Playing the Waiting Game

I set the pop-up blind on the fence back in early September. A beat-down trail connects broken canyon country to a field there, and the deer lope over the sagging barbed wire by a large mesquite tree. It's a perfect funnel. The blind sits 18 yards from the trail and the sagging wires. It's an afternoon-only spot.

My first sit of the season there was on Oct.7. It was warm, 80 degrees. The wind was out of the south at 10 mph. The buck I wanted had been caught on camera there twice in the last four days just before shooting light ended.

It was after sunset, 7:25 p.m., when the first deer appeared: a velvet forkhorn buck. He was on edge, but passed at close range. Ten minutes later, another small buck came galloping in from the south. He too passed inside slingshot range.

I was watching the clock on my cell phone, well aware that with each passing minute my chances were both increasing and decreasing. The big buck would likely show at the last minute of light, or after it.

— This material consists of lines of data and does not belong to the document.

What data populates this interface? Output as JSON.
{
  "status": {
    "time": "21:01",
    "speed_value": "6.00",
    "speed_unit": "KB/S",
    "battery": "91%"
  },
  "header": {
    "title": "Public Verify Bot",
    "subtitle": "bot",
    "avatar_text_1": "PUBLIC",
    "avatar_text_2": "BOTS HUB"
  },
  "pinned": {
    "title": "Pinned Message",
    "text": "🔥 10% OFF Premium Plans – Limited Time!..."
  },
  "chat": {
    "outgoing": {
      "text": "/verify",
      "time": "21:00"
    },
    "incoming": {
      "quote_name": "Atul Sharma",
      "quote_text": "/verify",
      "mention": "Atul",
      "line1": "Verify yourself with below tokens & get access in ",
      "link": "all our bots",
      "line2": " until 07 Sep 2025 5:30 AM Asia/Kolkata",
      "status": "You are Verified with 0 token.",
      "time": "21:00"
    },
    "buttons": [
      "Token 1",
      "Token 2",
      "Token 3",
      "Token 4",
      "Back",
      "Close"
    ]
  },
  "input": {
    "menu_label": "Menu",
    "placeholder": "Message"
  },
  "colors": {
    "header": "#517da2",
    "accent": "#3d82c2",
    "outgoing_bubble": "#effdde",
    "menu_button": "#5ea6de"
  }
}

With three minutes of legal light left, silhouettes to the north caught my eye. Through the Leupold glass I could see antlers bobbing in mesquite trees. Three bucks on the way!

As they got closer, I could see they were two small six pointers and one middle-aged 9-point--not the big 10-point I was hoping for. They milled around inside 20 yards, then disappeared in the inky darkness. Time was up. I let the bucks wander out of range, then gathered my gear for the walk to the truck.

The next day, late morning, I went back to the blind to retrieve some gear I left in the blind. I checked the trail camera on the fence and found that ten minutes after I had exited the blind the night before, the big 10-pointer had posed in front of the camera.

That seems to be the way of my deer season so far. Little ones in range at last light, and big ones moving after dark. I'll try that spot again in the next week, but I'm going to wait for colder weather before I do. When the sun is hot and the temperatures make you sweat, the old bucks act like vampires. With colder temperatures, they go back to acting more like deer. That's when I'll kill him.